Haskell is pure Logic. Strongly-typed with type-classes and highly syntactically sugared, which is compiled to a intermediate language (MIR) which is also a language based on a Simply-Typed Lambda Calculus, which, in turn, is evaluated by runtime as a type-checked state machine - this is what the function
main produces (which is what a Haskell executable really is).
Not just that, all Haskell code, including MIR, could be evaluated by pure substitution -- by applying rewrite rules, (beta-reduction, inlining, etc.) exactly like Logic and Math, which, look at this:
makes Haskell a pure high-order predicate logic, statically typed with type-classes, reducible to pure Lambda Calculus (as its implementation).
C++ is a joke compared to this and NodeJS is just bullshit.
All Haskell expressions are pure, even when they describe impure actions to be performed eventually by mundane impure runtime.
The expression produced by the main function is a pure definition of a state-machine (an actual structure!) verified to be type-safe (have no contradictions) by the compiler.
Each function is pure because the context (or state) is always passed to it as a parameter, even The Whole World is passed in the case of IO (implementation, however, throws it away!).
From the mathematical point of view if you have the whole world as a parameter to a function which returns a value together with a new version of the world, after causing some effect on it, then, the function is indeed pure. Same input - same output. Always.
This is not a joke. Not just a beautiful metaphor. As long as all functions are pure the substitution model of evaluation (as in Lambda Calculus, Logic and Mathematics) still holds, so Haskell is still a pure higher-order logic - Simply Typed Lambda Calculus extended with some additional evaluation rules, type-classes and decorated with some syntactic sugar. Its MIT is exactly this.
One more time: Haskell code is a Pure Logic, not just theoretically but technically and operationally.
It all can, in principle, be evaluated with pen and pencil using substitution. Just like Maths.
Haskell literally separates a pure functional code from impure by creating an abstraction barrier between pure and impure code by encapsulation such code into various Monads.
Separation (an abstraction barrier) is enforced at a type level. Functions below cannot access values (and functions) above.
The contexts could play very different roles, from holding algebraic data types, such as
Maybe, to encapsulations
Being composed (which is what it is all about) Monads provide an implicit sequencing for a pure, lazy code, via nesting of functions --
(>>=) are merely nested lambdas.
Thus, Monads are fit to encapsulate
IO actions which imply serialization (sequencing).
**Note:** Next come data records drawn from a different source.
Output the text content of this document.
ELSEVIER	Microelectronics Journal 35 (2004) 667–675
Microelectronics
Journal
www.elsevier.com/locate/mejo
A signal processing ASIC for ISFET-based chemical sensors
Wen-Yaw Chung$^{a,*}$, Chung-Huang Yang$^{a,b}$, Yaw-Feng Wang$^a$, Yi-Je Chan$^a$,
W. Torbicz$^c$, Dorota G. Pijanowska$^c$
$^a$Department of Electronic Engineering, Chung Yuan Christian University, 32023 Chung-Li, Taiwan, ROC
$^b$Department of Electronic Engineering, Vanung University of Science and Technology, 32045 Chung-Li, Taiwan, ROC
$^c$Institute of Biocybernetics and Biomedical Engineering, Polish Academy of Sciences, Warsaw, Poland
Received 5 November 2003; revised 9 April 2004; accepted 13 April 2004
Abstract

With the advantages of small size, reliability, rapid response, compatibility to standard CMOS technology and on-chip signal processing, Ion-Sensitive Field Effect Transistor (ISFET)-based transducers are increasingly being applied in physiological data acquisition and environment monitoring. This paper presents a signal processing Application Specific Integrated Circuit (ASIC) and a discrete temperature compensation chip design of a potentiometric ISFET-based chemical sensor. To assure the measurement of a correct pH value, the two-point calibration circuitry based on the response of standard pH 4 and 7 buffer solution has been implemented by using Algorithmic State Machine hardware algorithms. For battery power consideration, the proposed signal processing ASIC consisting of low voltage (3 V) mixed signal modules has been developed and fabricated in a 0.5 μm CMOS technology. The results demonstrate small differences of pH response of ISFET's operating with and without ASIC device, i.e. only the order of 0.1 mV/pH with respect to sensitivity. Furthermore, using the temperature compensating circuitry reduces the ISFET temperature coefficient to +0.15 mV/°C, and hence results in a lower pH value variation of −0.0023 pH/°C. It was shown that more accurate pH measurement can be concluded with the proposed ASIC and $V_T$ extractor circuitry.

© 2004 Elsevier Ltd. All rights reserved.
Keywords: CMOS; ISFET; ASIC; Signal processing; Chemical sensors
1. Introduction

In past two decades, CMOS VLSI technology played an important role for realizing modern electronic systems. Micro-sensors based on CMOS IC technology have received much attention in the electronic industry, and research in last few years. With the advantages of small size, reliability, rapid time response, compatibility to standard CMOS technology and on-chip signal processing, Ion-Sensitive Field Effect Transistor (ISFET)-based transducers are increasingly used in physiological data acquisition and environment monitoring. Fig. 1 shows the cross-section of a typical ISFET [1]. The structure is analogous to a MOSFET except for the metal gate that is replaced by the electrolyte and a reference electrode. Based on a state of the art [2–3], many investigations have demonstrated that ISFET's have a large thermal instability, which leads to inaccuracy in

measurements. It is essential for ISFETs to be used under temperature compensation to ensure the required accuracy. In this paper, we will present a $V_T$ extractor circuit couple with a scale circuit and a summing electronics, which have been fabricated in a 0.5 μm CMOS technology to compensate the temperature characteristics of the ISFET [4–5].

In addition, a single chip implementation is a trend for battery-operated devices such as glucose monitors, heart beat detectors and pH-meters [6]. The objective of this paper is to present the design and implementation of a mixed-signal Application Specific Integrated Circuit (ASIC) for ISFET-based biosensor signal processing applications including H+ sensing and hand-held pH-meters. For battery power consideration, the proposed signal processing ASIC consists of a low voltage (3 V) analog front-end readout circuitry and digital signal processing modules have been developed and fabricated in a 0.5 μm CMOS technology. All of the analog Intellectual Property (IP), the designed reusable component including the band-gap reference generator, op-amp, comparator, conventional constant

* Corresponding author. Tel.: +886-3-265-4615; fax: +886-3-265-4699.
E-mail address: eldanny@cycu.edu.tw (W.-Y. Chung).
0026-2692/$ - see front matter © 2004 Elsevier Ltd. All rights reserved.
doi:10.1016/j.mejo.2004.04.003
End of the long and messy story.
End of knowledge.
Technically, Haskell is a pure-functional language with lazy semantics which is statically (and, obviously, strongly) typed with type-classes. It is simplified into an intermediate language (representation), which is just Simple-Typed Lambda Calculus extended with a few additional types, syntactic forms and evaluation rules. Even more technically, it uses System F Omega formalism to implement High-order Logic.